I hope this service sets an example that brings a new biblical understanding of the Passion of Jesus and that it restores Good Friday to a central place in the Church’s life. Above all, I hope it will drive us away from Easter bunnies and Easter Parades down 5th Avenue as the meaning of Easter and into the experience of the resurrected life itself.
~John Shelby Spong
Read the essay online here.
Question & Answer
Bill Russell from Orchard Park, New York, writes:
Question:
Given that most of the events in the gospels’ accounts of the last week of Jesus’ life are, as you suggest, myth and metaphor based on Old Testament passages, what do you think was the origin of the “Lord’s Supper”/Holy Communion”/the “Eucharist?”
Answer:
Dear Bill,
Let me first expand on your stated assumption that you seem to attribute to me, namely the accounts of the last week of Jesus’ life were nothing more than myths and metaphors based on Old Testament passages. The early Christians interpreted Jesus in the light of their conviction that he fulfilled their expectations of the Hebrew Scriptures in regard to “the one who is to come,” but they had an experience with a person of history for whom this interpretive process was employed. Behind the narrative in the gospel in regard to the crucifixion was the fact that a person named Jesus actually lived in history and was in fact crucified by the Romans. So the story is not all myth and metaphor, though both myths and metaphors have always been used as an interpretive means by which we seek to get to the heart of the “Jesus experience.”

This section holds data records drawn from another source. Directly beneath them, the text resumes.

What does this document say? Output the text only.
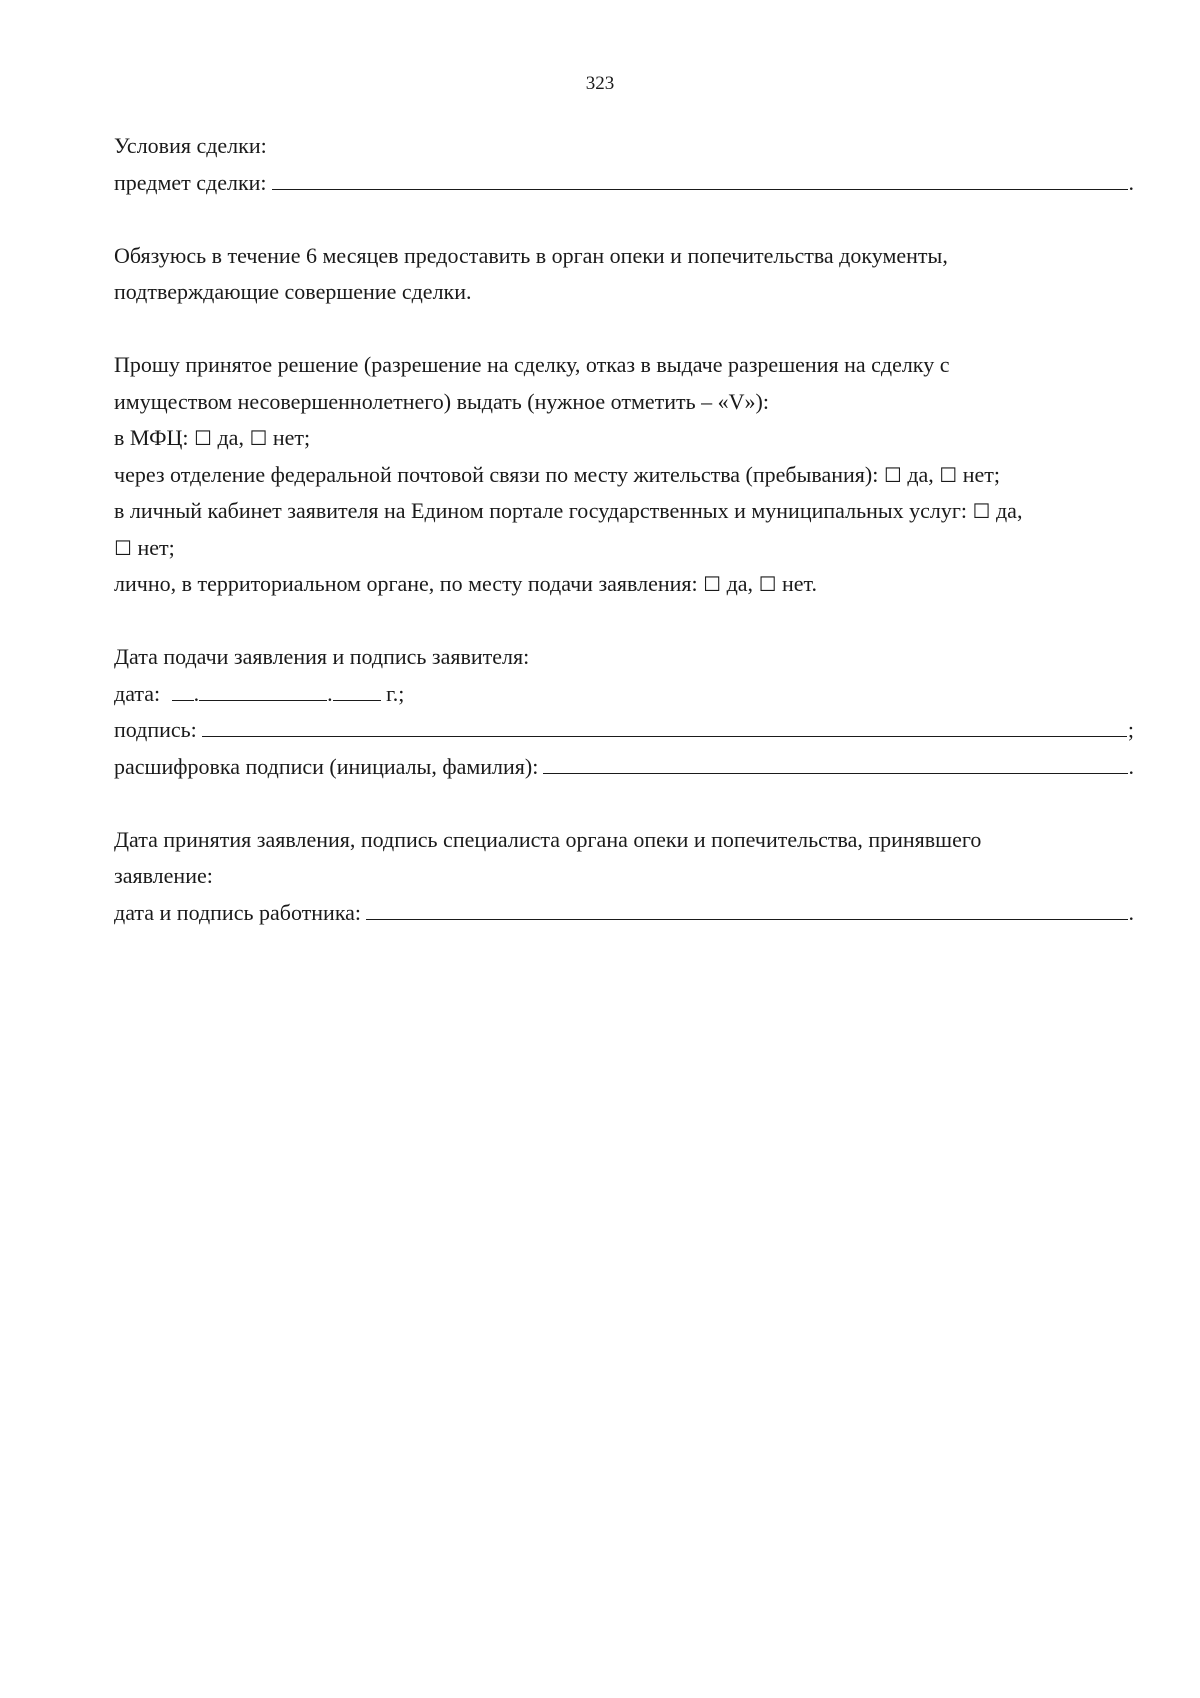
323
Условия сделки:
предмет сделки:	.
Обязуюсь в течение 6 месяцев предоставить в орган опеки и попечительства документы,
подтверждающие совершение сделки.
Прошу принятое решение (разрешение на сделку, отказ в выдаче разрешения на сделку с
имуществом несовершеннолетнего) выдать (нужное отметить – «V»):
в МФЦ: ☐ да, ☐ нет;
через отделение федеральной почтовой связи по месту жительства (пребывания): ☐ да, ☐ нет;
в личный кабинет заявителя на Едином портале государственных и муниципальных услуг: ☐ да,
☐ нет;
лично, в территориальном органе, по месту подачи заявления: ☐ да, ☐ нет.
Дата подачи заявления и подпись заявителя:
дата: .	. г.;
подпись:	;
расшифровка подписи (инициалы, фамилия):	.
Дата принятия заявления, подпись специалиста органа опеки и попечительства, принявшего
заявление:
дата и подпись работника:	.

There is little doubt in my mind that the origin of the Lord’s Supper, the Eucharist, or the Holy Communion was an adaptation of the Jewish Passover for Christian usage. The Passover was a liturgical interpretation of the moment that witnessed the birth of the Jewish nation in the experience of the exodus from Egypt and out of slavery. The Eucharist was a liturgical re-enactment of the birth of Christianity born out of the transformative experiences that we call the crucifixion and the resurrection. The breaking of the bread and the blessing of the cup of wine in the Passover were newly understood and expanded into the symbols of the broken body and the shed blood of the crucified one. To eat and drink these symbols was to interpret his death as the doorway to life. Almost inevitably these symbols were literalized and began to represent the entry of the worshiper into the resurrected life of Jesus or, more specifically, the entry of the worshiper into the life of God, which pointed the worshiper toward a kind of mystical union of the human with the divine. The early Christians gathered to break bread in the name of the resurrected one and to remember what his death meant as the moment of their transformation.
Today, eating together remains a symbol of community and eating together to celebrate a special event in life like a birthday or an anniversary is still the way we keep the community’s memory alive.
I treasure the Eucharist. I do not literalize it. I think every occasion of sharing food brings lives closer together. I rejoice in both.